Nov 14, 2025

KDHE: Kansas City, Kan. metro tuberculosis outbreak is over

Posted Nov 14, 2025 7:00 PM
 A digitally colorized scan of Mycobacterium tuberculosis bacteria, which cause tuberculosis in human beings. Although tuberculosis cases have been rising, public health departments say they lack the resources to stop the disease from spreading (Courtesy of the National Institute of Allergy and Infectious Diseases).
A digitally colorized scan of Mycobacterium tuberculosis bacteria, which cause tuberculosis in human beings. Although tuberculosis cases have been rising, public health departments say they lack the resources to stop the disease from spreading (Courtesy of the National Institute of Allergy and Infectious Diseases).
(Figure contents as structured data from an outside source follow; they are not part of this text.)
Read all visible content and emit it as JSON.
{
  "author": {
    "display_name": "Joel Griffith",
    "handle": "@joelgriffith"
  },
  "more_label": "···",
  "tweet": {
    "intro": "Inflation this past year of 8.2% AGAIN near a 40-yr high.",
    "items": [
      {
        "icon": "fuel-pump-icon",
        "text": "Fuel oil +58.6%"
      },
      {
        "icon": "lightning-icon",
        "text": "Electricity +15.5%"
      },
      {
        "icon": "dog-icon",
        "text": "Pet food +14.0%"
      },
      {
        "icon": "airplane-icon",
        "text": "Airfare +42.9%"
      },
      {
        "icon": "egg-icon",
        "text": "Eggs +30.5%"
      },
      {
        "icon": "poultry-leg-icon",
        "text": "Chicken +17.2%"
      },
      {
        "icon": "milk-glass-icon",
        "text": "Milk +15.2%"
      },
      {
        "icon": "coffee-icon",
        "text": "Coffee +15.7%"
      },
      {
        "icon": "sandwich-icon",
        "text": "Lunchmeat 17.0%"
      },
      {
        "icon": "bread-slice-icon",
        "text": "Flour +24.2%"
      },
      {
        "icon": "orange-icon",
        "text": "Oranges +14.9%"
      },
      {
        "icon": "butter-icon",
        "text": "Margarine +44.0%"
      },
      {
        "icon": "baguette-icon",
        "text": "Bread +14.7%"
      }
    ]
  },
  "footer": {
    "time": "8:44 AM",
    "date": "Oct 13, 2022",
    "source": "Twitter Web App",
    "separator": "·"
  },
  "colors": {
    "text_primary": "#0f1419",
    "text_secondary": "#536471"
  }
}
TOPEKA – The Kansas Department of Health and Environment (KDHE), in collaboration with the Centers for Disease Control and Prevention (CDC), the University of Kansas Medical Center, and local health departments, announced Friday the official end of the tuberculosis (TB) outbreak in the Kansas City, Kansas metropolitan area, according to a statement from the agency.

This milestone reflects nearly two years of coordinated public health response, with no new patients diagnosed with Active TB Disease since April 2025 and all affected individuals successfully completing treatment.
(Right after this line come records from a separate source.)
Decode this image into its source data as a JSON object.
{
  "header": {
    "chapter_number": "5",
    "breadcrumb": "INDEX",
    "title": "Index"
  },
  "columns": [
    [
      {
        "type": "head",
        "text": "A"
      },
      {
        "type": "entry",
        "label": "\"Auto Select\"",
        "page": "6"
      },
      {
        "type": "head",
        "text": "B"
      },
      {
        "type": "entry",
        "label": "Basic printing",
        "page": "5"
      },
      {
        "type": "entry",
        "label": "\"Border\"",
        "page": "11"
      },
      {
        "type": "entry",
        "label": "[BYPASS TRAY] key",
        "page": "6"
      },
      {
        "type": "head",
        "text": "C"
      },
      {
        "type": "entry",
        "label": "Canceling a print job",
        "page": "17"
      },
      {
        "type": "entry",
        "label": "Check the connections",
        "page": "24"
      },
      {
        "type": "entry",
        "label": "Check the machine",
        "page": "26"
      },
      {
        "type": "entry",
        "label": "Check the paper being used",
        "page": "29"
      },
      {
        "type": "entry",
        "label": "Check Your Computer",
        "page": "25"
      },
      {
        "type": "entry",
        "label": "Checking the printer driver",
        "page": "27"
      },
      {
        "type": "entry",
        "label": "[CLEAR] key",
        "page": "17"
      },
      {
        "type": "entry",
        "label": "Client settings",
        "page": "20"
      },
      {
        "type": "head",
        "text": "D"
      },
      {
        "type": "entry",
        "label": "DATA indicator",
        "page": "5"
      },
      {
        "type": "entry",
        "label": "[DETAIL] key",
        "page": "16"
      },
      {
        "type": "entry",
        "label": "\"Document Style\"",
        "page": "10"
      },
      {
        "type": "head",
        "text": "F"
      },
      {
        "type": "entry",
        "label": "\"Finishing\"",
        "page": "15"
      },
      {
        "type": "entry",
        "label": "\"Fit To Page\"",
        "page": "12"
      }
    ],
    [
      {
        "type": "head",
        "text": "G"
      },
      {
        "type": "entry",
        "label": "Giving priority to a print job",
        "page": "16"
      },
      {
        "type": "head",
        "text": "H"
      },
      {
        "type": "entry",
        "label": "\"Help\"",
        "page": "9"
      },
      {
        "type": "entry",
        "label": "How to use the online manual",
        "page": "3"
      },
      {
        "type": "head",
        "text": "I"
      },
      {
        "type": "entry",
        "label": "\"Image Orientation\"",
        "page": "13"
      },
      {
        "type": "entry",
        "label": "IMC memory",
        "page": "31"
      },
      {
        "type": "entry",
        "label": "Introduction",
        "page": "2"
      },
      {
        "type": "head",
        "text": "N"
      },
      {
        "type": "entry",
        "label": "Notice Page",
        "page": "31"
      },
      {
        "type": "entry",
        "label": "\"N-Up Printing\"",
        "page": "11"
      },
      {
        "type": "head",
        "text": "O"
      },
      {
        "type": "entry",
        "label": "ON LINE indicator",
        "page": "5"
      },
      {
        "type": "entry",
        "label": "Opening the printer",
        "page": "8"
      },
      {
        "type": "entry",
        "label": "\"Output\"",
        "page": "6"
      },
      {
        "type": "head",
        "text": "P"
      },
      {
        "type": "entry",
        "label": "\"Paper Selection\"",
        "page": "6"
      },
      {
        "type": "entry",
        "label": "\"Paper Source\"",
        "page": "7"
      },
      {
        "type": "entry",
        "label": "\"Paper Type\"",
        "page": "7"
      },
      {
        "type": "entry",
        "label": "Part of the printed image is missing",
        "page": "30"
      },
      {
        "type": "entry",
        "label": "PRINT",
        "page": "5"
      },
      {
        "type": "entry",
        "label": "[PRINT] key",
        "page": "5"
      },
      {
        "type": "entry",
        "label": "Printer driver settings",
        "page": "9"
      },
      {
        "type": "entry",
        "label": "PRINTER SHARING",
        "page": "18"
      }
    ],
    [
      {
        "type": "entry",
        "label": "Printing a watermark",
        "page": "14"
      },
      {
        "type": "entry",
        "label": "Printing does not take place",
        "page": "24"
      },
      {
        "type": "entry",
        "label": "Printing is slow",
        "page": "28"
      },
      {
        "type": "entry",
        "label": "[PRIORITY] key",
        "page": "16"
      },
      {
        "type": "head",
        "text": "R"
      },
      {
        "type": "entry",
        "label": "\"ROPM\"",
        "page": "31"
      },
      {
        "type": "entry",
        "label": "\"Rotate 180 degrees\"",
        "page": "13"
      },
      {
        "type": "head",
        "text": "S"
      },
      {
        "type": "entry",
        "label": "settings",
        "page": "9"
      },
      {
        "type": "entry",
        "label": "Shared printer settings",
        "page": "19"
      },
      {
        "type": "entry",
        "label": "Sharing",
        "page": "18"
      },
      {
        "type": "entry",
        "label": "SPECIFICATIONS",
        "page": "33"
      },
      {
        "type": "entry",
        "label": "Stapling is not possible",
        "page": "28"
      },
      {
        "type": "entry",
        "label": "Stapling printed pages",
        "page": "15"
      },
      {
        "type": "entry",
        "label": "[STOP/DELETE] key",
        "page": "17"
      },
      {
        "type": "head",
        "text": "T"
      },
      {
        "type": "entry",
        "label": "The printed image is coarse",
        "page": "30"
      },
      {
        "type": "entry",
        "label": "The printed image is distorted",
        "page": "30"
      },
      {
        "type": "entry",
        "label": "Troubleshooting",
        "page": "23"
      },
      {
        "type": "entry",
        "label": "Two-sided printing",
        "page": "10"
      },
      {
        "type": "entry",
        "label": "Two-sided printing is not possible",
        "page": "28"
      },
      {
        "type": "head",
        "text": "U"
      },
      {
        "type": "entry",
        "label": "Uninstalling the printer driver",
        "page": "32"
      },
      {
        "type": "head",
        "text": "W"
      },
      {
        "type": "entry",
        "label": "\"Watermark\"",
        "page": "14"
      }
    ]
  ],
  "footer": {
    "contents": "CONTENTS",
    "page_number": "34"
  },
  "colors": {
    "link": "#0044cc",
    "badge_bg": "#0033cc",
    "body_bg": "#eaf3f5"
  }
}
“Marking the end of the TB outbreak in the Kansas City, Kansas metro area is the result of the collaborative efforts of the KDHE staff, the CDC, KU Medical Center and the impacted local health departments,” KDHE Secretary Janet Stanek said. “The state is fortunate to have qualified medical professionals to be able to handle this and future outbreaks.”    

The outbreak, first detected in early 2024, involved Wyandotte and Johnson counties, resulting in 68 confirmed active TB cases. This made it one of the largest TB outbreaks in the United States in recent decades. Through extensive screening efforts, an additional 91 latent TB infections were identified and treated preventively. More than 650 individuals were evaluated or monitored throughout the investigation.
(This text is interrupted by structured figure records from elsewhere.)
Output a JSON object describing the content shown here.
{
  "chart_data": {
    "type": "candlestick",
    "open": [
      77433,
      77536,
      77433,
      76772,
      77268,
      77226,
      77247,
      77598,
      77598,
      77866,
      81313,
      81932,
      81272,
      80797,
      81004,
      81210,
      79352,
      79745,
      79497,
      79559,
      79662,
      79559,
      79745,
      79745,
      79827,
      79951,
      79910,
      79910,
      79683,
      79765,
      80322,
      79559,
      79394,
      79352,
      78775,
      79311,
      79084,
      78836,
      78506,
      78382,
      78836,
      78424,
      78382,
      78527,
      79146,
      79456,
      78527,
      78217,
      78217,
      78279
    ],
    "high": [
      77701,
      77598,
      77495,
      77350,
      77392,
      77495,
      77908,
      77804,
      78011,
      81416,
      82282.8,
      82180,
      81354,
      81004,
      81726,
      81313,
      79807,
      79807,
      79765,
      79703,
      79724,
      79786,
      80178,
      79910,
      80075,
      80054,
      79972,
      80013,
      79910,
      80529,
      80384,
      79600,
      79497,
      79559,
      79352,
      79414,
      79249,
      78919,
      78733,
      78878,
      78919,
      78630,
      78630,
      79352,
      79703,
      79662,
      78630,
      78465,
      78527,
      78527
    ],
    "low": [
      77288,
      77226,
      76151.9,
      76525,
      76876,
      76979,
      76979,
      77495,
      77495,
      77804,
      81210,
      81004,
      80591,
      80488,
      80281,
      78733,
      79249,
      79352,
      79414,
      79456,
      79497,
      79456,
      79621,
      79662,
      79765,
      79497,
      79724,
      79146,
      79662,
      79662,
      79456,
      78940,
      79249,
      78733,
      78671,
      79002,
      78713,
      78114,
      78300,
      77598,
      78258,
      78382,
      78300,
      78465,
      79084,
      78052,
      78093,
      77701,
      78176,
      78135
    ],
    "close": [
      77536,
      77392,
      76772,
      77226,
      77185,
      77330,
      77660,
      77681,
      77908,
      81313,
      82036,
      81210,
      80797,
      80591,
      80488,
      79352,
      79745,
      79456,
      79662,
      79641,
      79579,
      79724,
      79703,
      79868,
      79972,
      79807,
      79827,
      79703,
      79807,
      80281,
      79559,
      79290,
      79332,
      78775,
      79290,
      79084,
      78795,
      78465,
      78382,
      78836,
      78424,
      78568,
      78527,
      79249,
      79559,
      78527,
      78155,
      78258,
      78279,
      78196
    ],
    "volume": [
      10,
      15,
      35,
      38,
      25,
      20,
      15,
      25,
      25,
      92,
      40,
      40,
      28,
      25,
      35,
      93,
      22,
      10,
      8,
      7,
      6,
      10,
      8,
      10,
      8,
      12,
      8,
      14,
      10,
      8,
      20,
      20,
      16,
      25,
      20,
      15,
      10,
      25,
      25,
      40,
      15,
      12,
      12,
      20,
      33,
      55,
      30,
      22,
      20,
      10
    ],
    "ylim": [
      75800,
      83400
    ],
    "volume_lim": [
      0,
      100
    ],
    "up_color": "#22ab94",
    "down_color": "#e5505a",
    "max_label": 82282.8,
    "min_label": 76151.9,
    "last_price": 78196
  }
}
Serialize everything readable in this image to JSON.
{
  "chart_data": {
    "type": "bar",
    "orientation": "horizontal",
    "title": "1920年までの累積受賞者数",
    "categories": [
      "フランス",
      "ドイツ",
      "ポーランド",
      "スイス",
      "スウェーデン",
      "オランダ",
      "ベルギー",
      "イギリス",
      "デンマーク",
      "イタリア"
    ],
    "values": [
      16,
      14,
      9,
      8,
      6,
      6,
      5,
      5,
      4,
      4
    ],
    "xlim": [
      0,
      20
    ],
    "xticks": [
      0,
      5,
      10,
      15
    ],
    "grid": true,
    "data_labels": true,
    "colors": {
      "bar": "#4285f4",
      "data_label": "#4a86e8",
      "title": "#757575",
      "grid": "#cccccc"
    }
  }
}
Response efforts included widespread testing, directly observed therapy to support treatment adherence, and education campaigns to reduce stigma and encourage early reporting. No drug-resistant TB strains were identified, and the risk to the public remained low throughout the outbreak, as TB primarily spreads through prolonged, close contact with someone infectious.

Although the outbreak is over, KDHE continues to encourage vigilance. Kansas reports approximately 50 TB cases annually statewide. Routine surveillance will remain essential to early detection and prevention.